Rare Section 10(b) Jury Verdict Upheld: Injury without Damage

By Christopher Faille, Reporter
Wednesday, April 21, 2004 10:39:00 AM ET

BALTIMORE (HedgeWorld.com)—The fourth circuit court of appeals upheld the paradoxical outcome of a district court trial in a lawsuit against an investment research firm with ties to short-dedicated hedge funds.

A three-judge panel, in an opinion by the Hon. Diana Gribbon Motz issued April 14, upheld judgment on a jury verdict that on the one hand found the research firm Asensio & Co. Inc. civilly liable under the Securities Exchange Act of 1934, Section 10(b) but that on the other awarded damages of US$0.00 for that injury. The plaintiffs appealed on the issue of damages, defendants cross-appealed on the issue of liability.

The plaintiffs in Miller vs. Asensio & Co. were shareholders in Chromatics Color Sciences International Inc., New York, a medical devices company that developed the Colormate III, which measures the bilirubin level of babies in a non-invasive manner. Bilirubin is a waste product of the breakdown of red blood cells. Sometimes, in newborns without fully functioning livers, this bilirubin builds up and produces jaundice.

The founder of Asensio & Co. and its co-defendant, Manuel Asensio, also is the principal of a short-dedicated hedge fund. He said in an interview April 20 that he believes the hedge fund industry, especially shorts, ought to be concerned about the verdict and its survival upon appeal. “I can’t get into the minds of the jury,” to understand why they decided as they did, but “the only thing that’s clear about CCSI is that it’s a fraud,” he said. Keith Dutill, a partner with Stradley, Ronon, Stevens, & Young who represented the plaintiffs, didn’t return a phone call asking for comment.

Between June 8 and June 26, 1998, defendant Asensio & Co. disseminated as widely as possible seven reports recommending that investors sell or take a short position on CCSI. The defendant’s reports contended that the CCSI stock price had been inflated by questionable private sales, and that Colormate had little market potential.

When Asensio began issuing these reports, Chromatics’ stock price on Nasdaq was US$10.75. The stock lost value immediately, recovered that value within several months but then began a longer-term decline. On June 10, 1999, the plaintiffs filed a complaint in federal district court, Charleston, S.C.

Nasdaq delisted Chromatics late in 2001. At time of trial the following year, its stock was trading for pennies in the over-the-counter market. Plaintiffs identified six specific statements from Asensio’s reports that they believed were misrepresentations. The jury’s verdict implied that some or all of the statements were indeed misrepresentations and that they did harm to the stockholders. According to settled law, upon which the trial judge instructed the jury, liability for misrepresentation attaches only if plaintiffs have suffered a loss and there is a direct causal relationship between the misrepresentation and the loss.

Was it then illogical for the jury to attach a monetary value of zero dollars to this injury? The plaintiffs contended on appeal that it was, that the finding of liability requires an award of damages.

But the court of appeals for the fourth circuit, which includes North Carolina, South Carolina, Virginia and West Virginia, upheld the trial court’s judgment on that verdict.
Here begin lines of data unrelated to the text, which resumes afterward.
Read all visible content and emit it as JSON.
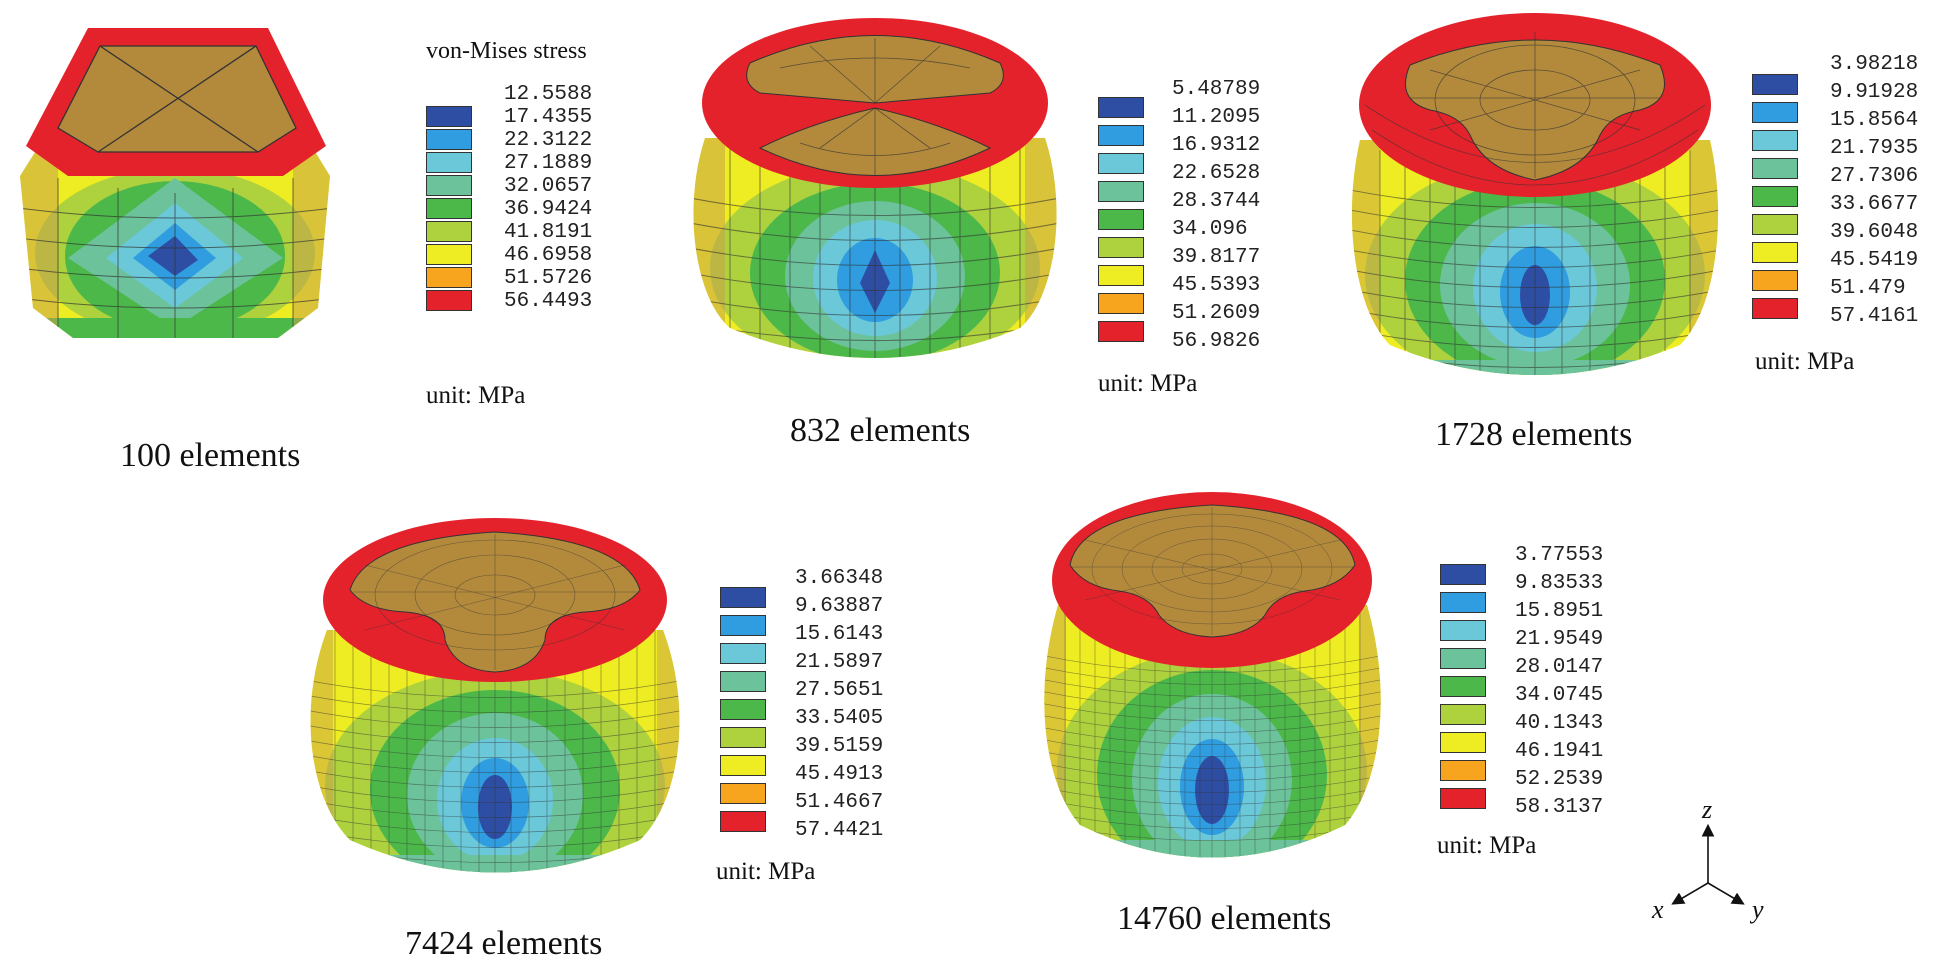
{
  "legend_title": "von-Mises stress",
  "unit_label": "unit: MPa",
  "contour_colors": [
    "#2e4ea3",
    "#2f9de0",
    "#6ac8d8",
    "#6cc39b",
    "#4cb84a",
    "#aed13e",
    "#eeec22",
    "#f7a41f",
    "#e4222b"
  ],
  "cap_color": "#b38a3c",
  "mesh_color": "#333333",
  "axes": {
    "z": "z",
    "x": "x",
    "y": "y"
  },
  "models": [
    {
      "caption": "100 elements",
      "values": [
        "12.5588",
        "17.4355",
        "22.3122",
        "27.1889",
        "32.0657",
        "36.9424",
        "41.8191",
        "46.6958",
        "51.5726",
        "56.4493"
      ]
    },
    {
      "caption": "832 elements",
      "values": [
        "5.48789",
        "11.2095",
        "16.9312",
        "22.6528",
        "28.3744",
        "34.096",
        "39.8177",
        "45.5393",
        "51.2609",
        "56.9826"
      ]
    },
    {
      "caption": "1728 elements",
      "values": [
        "3.98218",
        "9.91928",
        "15.8564",
        "21.7935",
        "27.7306",
        "33.6677",
        "39.6048",
        "45.5419",
        "51.479",
        "57.4161"
      ]
    },
    {
      "caption": "7424 elements",
      "values": [
        "3.66348",
        "9.63887",
        "15.6143",
        "21.5897",
        "27.5651",
        "33.5405",
        "39.5159",
        "45.4913",
        "51.4667",
        "57.4421"
      ]
    },
    {
      "caption": "14760 elements",
      "values": [
        "3.77553",
        "9.83533",
        "15.8951",
        "21.9549",
        "28.0147",
        "34.0745",
        "40.1343",
        "46.1941",
        "52.2539",
        "58.3137"
      ]
    }
  ]
}
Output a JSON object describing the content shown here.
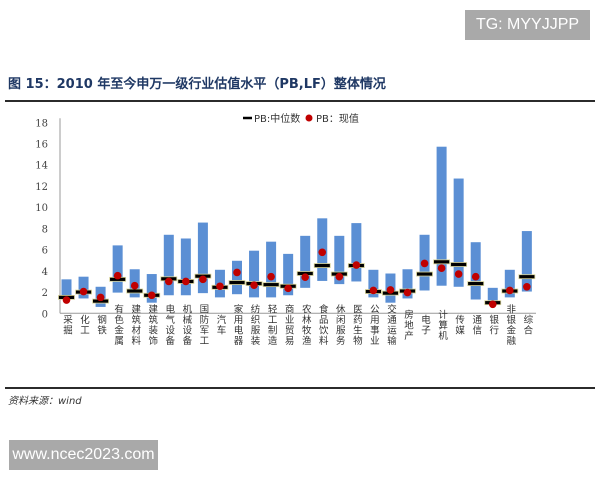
{
  "watermarks": {
    "top": "TG: MYYJJPP",
    "bottom": "www.ncec2023.com"
  },
  "title": "图 15：2010 年至今申万一级行业估值水平（PB,LF）整体情况",
  "source": "资料来源：wind",
  "colors": {
    "range_bar": "#5b8fd4",
    "median": "#000000",
    "current": "#c00000",
    "title": "#1f3864"
  },
  "chart_data": {
    "type": "bar",
    "subtype": "floating range bar with median marker and current-value dot",
    "categories": [
      "采掘",
      "化工",
      "钢铁",
      "有色金属",
      "建筑材料",
      "建筑装饰",
      "电气设备",
      "机械设备",
      "国防军工",
      "汽车",
      "家用电器",
      "纺织服装",
      "轻工制造",
      "商业贸易",
      "农林牧渔",
      "食品饮料",
      "休闲服务",
      "医药生物",
      "公用事业",
      "交通运输",
      "房地产",
      "电子",
      "计算机",
      "传媒",
      "通信",
      "银行",
      "非银金融",
      "综合"
    ],
    "range_low": [
      1.4,
      1.4,
      0.6,
      1.95,
      1.5,
      1.0,
      1.7,
      1.7,
      1.9,
      1.5,
      1.8,
      1.5,
      1.5,
      1.7,
      2.4,
      3.05,
      2.75,
      3.0,
      1.5,
      1.0,
      1.4,
      2.15,
      2.6,
      2.5,
      1.3,
      0.8,
      1.5,
      2.05
    ],
    "range_high": [
      3.2,
      3.45,
      2.5,
      6.4,
      4.15,
      3.7,
      7.4,
      7.05,
      8.55,
      4.1,
      4.95,
      5.9,
      6.75,
      5.6,
      7.3,
      8.95,
      7.3,
      8.5,
      4.1,
      3.75,
      4.15,
      7.4,
      15.7,
      12.7,
      6.7,
      2.4,
      4.1,
      7.75
    ],
    "series": [
      {
        "name": "PB:中位数",
        "values": [
          1.5,
          2.0,
          1.15,
          3.2,
          2.1,
          1.7,
          3.25,
          3.0,
          3.5,
          2.45,
          2.9,
          2.8,
          2.7,
          2.55,
          3.75,
          4.5,
          3.7,
          4.5,
          2.05,
          1.9,
          2.1,
          3.7,
          4.85,
          4.6,
          2.8,
          1.0,
          2.1,
          3.45
        ]
      },
      {
        "name": "PB：现值",
        "values": [
          1.25,
          2.05,
          1.5,
          3.55,
          2.6,
          1.7,
          3.0,
          3.0,
          3.2,
          2.55,
          3.85,
          2.65,
          3.45,
          2.35,
          3.4,
          5.75,
          3.45,
          4.55,
          2.15,
          2.2,
          1.95,
          4.7,
          4.25,
          3.7,
          3.45,
          0.85,
          2.15,
          2.5
        ]
      }
    ],
    "yticks": [
      "0",
      "2",
      "4",
      "6",
      "8",
      "10",
      "12",
      "14",
      "16",
      "18"
    ],
    "ylim": [
      0,
      18
    ],
    "grid": false,
    "legend": "top-center"
  }
}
Judge Motz wrote that the jury had a sound basis for this verdict available to it, because it could have found on the basis of the evidence that the loss was not solely the effect of these misrepresentations and that the plaintiffs had failed to provide them with a basis for discerning the amount of their loss attributable to the defendant.

The plaintiffs’ complaint identified six specific statements from the defendant’s reports as false. The defendant contended that the reports contained negative information about CCSI apart from those six statements and that those undisputed statements, along with various extraneous developments following the issuance of the reports, could have caused most or all of the damages.

The appellate opinion indicated in a footnote that the defendant company admitted that certain of its statements were “erroneous.” But Mr. Asensio said April 20 that this was a misunderstanding, that he had never authorized his lawyers to make such an admission except “for the sake of argument.” He also said that the jury verdict on liability came about because the defendants were, so to speak, outgunned.

“The trial lasted more than a month and cost us more than a million and a half dollars. We didn’t know what we were facing in South Carolina until we actually got there.”